Dla szlaku Kraków – Mysłowice kupiono dwa typy lokomotyw. Pierwszy typ KrOs V-VIII, opisany powyżej. Drugi typ lokomotyw był pospieszny. Układ osi 1’A1’, plus tender dwuosiowy. W 1847 roku, kupiono 4 lokomotywy. Parowozy miały oznaczenia KrOs I-IV. Powierzchnia ogrzewalna kotła wynosiła 57,0 m2, a ciśnienie 5 at. Parowóz ten miał zewnętrzna ostoję, która łukiem przechodziła nad kołami. Dwa silniki bliźniacze umieszczono poziomo pod dymnicą kotła i napędzały one wykorbioną oś napędową. Na osi były także mimośrody, które sterowały stawidłami typu Stephensona.

Kolejne zmiany w parowozach.

Następne fabryki parowozów powstawały w Anglii, Francji, Belgii, Austrii, Prusach.

Jeszcze przez wiele lat ścierały się poglądy na rodzaj budowy ostoi.
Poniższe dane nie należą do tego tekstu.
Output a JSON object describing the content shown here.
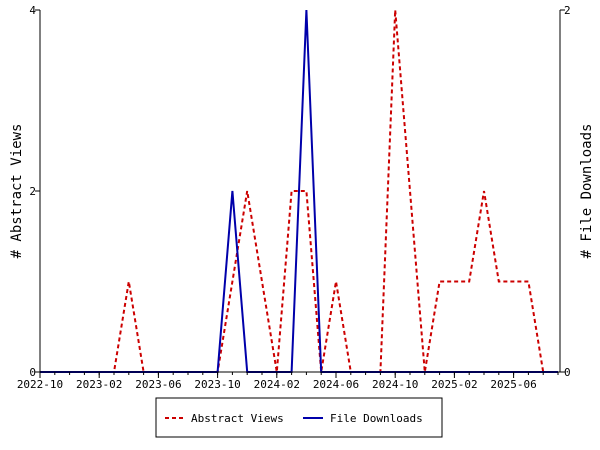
{
  "chart_data": {
    "type": "line",
    "title": "",
    "x_ticks": [
      "2022-10",
      "2023-02",
      "2023-06",
      "2023-10",
      "2024-02",
      "2024-06",
      "2024-10",
      "2025-02",
      "2025-06"
    ],
    "x": [
      "2022-10",
      "2022-11",
      "2022-12",
      "2023-01",
      "2023-02",
      "2023-03",
      "2023-04",
      "2023-05",
      "2023-06",
      "2023-07",
      "2023-08",
      "2023-09",
      "2023-10",
      "2023-11",
      "2023-12",
      "2024-01",
      "2024-02",
      "2024-03",
      "2024-04",
      "2024-05",
      "2024-06",
      "2024-07",
      "2024-08",
      "2024-09",
      "2024-10",
      "2024-11",
      "2024-12",
      "2025-01",
      "2025-02",
      "2025-03",
      "2025-04",
      "2025-05",
      "2025-06",
      "2025-07",
      "2025-08",
      "2025-09"
    ],
    "y_left": {
      "label": "# Abstract Views",
      "ticks": [
        "0",
        "2",
        "4"
      ],
      "range": [
        0,
        4
      ]
    },
    "y_right": {
      "label": "# File Downloads",
      "ticks": [
        "0",
        "2"
      ],
      "range": [
        0,
        2
      ]
    },
    "series": [
      {
        "name": "Abstract Views",
        "axis": "left",
        "color": "#cc0000",
        "style": "dashed",
        "values": [
          0,
          0,
          0,
          0,
          0,
          0,
          1,
          0,
          0,
          0,
          0,
          0,
          0,
          1,
          2,
          1,
          0,
          2,
          2,
          0,
          1,
          0,
          0,
          0,
          4,
          2,
          0,
          1,
          1,
          1,
          2,
          1,
          1,
          1,
          0,
          0
        ]
      },
      {
        "name": "File Downloads",
        "axis": "right",
        "color": "#0000aa",
        "style": "solid",
        "values": [
          0,
          0,
          0,
          0,
          0,
          0,
          0,
          0,
          0,
          0,
          0,
          0,
          0,
          1,
          0,
          0,
          0,
          0,
          2,
          0,
          0,
          0,
          0,
          0,
          0,
          0,
          0,
          0,
          0,
          0,
          0,
          0,
          0,
          0,
          0,
          0
        ]
      }
    ],
    "grid": false,
    "legend_position": "bottom"
  }
}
Niemal równolegle projektowano lokomotywy parowe z ostojami zewnętrznymi i z ostojami wewnętrzne. Te pierwsze stosowano jeszcze w 80-latach XIX wieku. Następnie były już tylko ostoje wewnętrzne.

W 1850 roku, zaczęto obudowywać stanowisko pracy drużyny parowozu. Standardem stały się pół budki, które mają dach, ścianę czołową z oknami, nazwane „okularami” i ściany boczne także z oknami. Nie było drzwi i tylnej ściany.
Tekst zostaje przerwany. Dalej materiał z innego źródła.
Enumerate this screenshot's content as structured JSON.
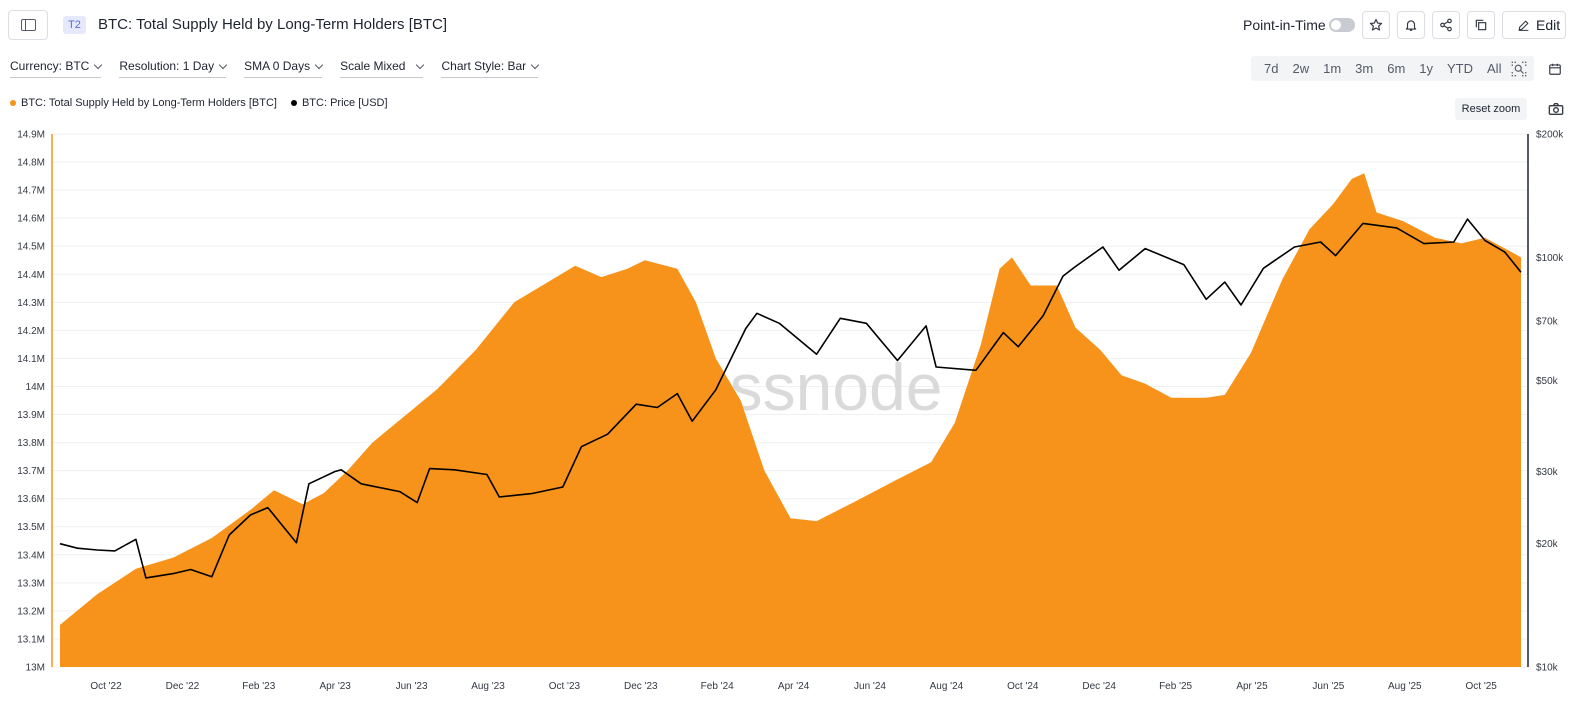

Dużym osiągnięciem było opracowanie skutecznego systemu antypoślizgowego, poprzez użycie piasecznicy. Piasecznica została umieszczona na szczycie kotła. Dzięki temu, wsypany do niej piasek stale był suchy i nie zbrylał się pod wpływem wilgoci. Od piasecznicy poprowadzone są rurki, których końce są nad szyną tuż przed kołem napędowym. Na rurce jest zamontowane zawieradło, które jest uruchamiane cięgnem z budki maszynisty.
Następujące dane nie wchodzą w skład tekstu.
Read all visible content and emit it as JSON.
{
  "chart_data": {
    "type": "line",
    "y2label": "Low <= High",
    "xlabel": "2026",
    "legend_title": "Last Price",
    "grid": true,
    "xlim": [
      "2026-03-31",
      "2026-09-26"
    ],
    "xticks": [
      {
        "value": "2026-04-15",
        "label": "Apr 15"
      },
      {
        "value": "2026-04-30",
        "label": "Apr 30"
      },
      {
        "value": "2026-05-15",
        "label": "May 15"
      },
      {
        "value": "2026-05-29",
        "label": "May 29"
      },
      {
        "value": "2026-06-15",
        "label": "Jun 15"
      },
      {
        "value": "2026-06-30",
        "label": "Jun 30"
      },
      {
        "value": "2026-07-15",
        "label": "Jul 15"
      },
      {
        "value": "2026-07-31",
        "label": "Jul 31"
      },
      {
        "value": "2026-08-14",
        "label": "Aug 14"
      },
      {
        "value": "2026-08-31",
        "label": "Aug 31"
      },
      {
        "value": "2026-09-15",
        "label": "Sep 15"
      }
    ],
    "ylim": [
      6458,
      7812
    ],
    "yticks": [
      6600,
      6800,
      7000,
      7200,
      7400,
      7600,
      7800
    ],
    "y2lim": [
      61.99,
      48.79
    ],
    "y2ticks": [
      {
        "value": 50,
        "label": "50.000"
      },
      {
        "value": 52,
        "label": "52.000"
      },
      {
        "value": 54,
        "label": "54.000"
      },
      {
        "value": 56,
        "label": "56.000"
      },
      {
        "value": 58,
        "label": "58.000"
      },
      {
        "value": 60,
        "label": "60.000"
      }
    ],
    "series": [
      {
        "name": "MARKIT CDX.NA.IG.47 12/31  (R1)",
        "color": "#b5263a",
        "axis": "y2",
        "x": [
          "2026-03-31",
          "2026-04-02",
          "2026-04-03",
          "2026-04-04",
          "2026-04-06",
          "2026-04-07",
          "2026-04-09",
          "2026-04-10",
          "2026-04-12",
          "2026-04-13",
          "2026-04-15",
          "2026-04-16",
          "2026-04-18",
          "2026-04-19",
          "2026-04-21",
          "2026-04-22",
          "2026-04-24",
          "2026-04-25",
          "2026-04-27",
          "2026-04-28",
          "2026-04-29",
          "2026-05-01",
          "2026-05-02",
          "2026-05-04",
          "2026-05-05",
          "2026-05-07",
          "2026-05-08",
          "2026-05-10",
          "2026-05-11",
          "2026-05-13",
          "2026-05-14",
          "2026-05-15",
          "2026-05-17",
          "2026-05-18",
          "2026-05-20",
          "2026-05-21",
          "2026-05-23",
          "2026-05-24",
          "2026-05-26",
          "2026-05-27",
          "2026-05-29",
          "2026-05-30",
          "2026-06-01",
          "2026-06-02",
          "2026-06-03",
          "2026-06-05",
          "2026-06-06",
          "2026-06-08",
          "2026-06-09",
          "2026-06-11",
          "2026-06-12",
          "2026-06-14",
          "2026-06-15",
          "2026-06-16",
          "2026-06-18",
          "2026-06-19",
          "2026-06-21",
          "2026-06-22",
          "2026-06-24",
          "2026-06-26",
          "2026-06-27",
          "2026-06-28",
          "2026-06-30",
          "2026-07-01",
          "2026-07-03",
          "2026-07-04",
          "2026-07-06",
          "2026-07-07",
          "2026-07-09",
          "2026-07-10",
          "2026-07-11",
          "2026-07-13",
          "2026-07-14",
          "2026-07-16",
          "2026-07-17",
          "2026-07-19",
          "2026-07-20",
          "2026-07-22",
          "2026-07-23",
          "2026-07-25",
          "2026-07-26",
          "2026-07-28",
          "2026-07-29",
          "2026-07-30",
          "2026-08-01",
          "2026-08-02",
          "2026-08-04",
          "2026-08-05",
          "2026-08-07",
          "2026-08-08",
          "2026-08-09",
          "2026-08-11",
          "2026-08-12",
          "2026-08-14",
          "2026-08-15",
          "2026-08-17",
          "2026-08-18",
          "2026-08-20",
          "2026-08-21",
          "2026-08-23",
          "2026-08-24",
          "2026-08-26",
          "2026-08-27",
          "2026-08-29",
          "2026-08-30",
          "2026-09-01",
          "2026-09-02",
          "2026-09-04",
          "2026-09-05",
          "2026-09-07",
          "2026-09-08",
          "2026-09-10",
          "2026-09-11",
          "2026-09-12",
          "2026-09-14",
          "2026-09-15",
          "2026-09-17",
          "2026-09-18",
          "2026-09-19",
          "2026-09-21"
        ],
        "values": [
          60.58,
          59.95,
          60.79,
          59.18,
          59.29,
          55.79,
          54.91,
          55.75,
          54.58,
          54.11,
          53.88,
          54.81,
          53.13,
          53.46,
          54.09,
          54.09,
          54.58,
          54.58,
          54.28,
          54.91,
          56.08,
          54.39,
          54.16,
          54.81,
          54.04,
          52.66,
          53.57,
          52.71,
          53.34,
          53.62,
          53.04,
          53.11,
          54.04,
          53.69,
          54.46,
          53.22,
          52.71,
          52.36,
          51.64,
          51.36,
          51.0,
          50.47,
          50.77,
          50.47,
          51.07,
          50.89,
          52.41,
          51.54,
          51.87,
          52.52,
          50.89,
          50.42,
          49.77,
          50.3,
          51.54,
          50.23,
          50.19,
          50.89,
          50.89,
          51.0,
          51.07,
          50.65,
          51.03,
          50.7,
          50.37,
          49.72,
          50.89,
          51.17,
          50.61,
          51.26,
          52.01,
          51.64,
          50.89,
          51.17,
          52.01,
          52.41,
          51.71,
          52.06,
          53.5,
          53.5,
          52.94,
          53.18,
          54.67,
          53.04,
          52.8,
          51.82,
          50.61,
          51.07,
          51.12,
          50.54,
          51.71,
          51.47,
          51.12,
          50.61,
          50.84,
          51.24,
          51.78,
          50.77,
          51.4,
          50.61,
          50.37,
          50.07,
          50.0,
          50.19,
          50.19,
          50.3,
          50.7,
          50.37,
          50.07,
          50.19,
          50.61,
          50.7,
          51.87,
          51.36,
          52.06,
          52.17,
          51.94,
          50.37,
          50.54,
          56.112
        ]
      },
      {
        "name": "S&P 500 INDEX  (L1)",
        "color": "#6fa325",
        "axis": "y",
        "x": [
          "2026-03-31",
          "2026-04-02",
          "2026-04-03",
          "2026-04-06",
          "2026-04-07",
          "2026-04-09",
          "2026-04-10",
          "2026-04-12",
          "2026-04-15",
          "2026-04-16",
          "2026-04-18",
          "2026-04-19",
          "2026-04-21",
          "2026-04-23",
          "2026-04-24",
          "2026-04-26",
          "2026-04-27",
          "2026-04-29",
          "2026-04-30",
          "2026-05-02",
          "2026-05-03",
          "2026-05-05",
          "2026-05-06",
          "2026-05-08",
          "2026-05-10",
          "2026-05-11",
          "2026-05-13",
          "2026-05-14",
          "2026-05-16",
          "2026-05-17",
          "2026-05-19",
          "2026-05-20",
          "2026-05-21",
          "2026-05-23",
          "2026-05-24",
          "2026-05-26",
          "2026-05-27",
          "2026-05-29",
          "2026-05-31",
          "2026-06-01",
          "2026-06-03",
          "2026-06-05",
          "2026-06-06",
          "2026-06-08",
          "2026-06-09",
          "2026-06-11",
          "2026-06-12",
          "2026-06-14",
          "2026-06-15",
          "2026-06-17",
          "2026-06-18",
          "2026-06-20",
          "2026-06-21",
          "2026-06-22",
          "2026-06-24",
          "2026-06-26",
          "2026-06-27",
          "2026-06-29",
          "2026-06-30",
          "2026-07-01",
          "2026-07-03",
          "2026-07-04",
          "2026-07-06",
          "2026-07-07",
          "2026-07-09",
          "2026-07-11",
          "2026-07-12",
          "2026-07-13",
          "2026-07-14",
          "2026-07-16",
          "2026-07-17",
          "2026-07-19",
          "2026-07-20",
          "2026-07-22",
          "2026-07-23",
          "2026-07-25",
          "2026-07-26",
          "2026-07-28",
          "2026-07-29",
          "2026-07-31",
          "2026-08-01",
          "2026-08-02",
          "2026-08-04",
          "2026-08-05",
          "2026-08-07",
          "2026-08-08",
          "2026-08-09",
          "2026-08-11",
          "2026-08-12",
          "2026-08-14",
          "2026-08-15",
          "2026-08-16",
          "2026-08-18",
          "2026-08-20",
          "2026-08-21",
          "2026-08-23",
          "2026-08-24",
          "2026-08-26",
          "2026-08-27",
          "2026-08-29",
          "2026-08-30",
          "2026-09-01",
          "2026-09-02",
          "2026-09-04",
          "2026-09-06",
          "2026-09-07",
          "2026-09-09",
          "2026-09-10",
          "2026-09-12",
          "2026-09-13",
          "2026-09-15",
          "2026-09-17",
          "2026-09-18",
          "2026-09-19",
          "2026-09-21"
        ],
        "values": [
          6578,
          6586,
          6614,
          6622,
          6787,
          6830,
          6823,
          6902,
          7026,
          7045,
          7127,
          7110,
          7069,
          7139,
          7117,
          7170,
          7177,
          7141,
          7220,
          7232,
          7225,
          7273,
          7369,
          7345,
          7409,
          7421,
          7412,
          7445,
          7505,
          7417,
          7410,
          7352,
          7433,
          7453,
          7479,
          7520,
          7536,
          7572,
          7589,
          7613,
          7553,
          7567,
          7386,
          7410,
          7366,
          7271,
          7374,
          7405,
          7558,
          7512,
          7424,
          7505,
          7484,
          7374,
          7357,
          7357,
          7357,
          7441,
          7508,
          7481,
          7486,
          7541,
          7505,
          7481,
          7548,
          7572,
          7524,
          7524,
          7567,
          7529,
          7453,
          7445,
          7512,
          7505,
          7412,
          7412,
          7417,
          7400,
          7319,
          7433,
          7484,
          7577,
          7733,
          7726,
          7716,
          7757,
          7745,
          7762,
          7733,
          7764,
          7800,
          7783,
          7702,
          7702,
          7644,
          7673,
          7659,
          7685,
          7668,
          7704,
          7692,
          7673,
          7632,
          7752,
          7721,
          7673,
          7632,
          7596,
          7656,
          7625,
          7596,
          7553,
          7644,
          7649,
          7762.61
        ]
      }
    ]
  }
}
Johann Friedrich August Borsig.

W 1837 roku, Johann Friedrich August Borsig (1804 – 1854) niemiecki fabrykant w Berlinie założył fabrykę maszyn parowych. W 1839 roku, zbudowano tam pierwszy berliński parowóz. Parowóz miał układ osi 2’A1’. Fabryka w Berlinie znalazła wielu klientów na swoje parowozy. Okazało się, że parowozy pruskie są mniej awaryjne niż parowozy z Anglii. Dlatego dla kolei Warszawsko – Wiedeńskiej także kupiono lokomotywy parowe w Berlinie.

Borsig od początku był zwolennikiem kolei. Pomimo braku doświadczenia z kolejami w Prusach i ryzyka związanego z założeniem firmy produkującej maszyny kolejowe, Borsig wykorzystał swoje oszczędności na zakup działki przy Chausseestraße (w Feuerland) w pobliżu Oranienburger Tor, i założył własną fabrykę maszyn, skupiając się na lokomotywach. Za datę założenia fabryki przyjęto dzień 22 lipca 1837 roku, czyli dzień pierwszego udanego odlewu w odlewni.

Pomimo ogromnych kosztów, pierwsza lokomotywa o numerze fabrycznym 1 i nazwie BORSIG została ukończona w 1840 roku. Lokomotywa otrzymała układ osi 2’A1’. Lokomotywa ta miała wewnętrzną ramę, dwuosiowy przedni wózek obrotowy i dodatkową oś toczną za jedyną osią napędową. Ogólnie lokomotywa Borsing przypominała lokomotywy Georga Stephensona "Kraków".

W dniu 21 lipca 1840 roku, lokomotywa Borsig stanęła do konkursu z lokomotywą zbudowaną przez Stephensona, na linii kolejowej Berlin – Jüterbog. Lokomotywa Borsig wygrała o 10 minut, udowadniając, że mimo braku doświadczenia, prusacy potrafili budować lokomotywy co najmniej tak dobre, jak modele brytyjskie, więc import lokomotyw nie był już potrzebny. Po tym zwycięstwie liczba zamówień szybko wzrosła. Kolejne sześć maszyn tego typu zostało sprzedanych w 1842 roku, dla firm Berlin – Stettiner Eisenbahn i Oberschlesische Eisenbahn.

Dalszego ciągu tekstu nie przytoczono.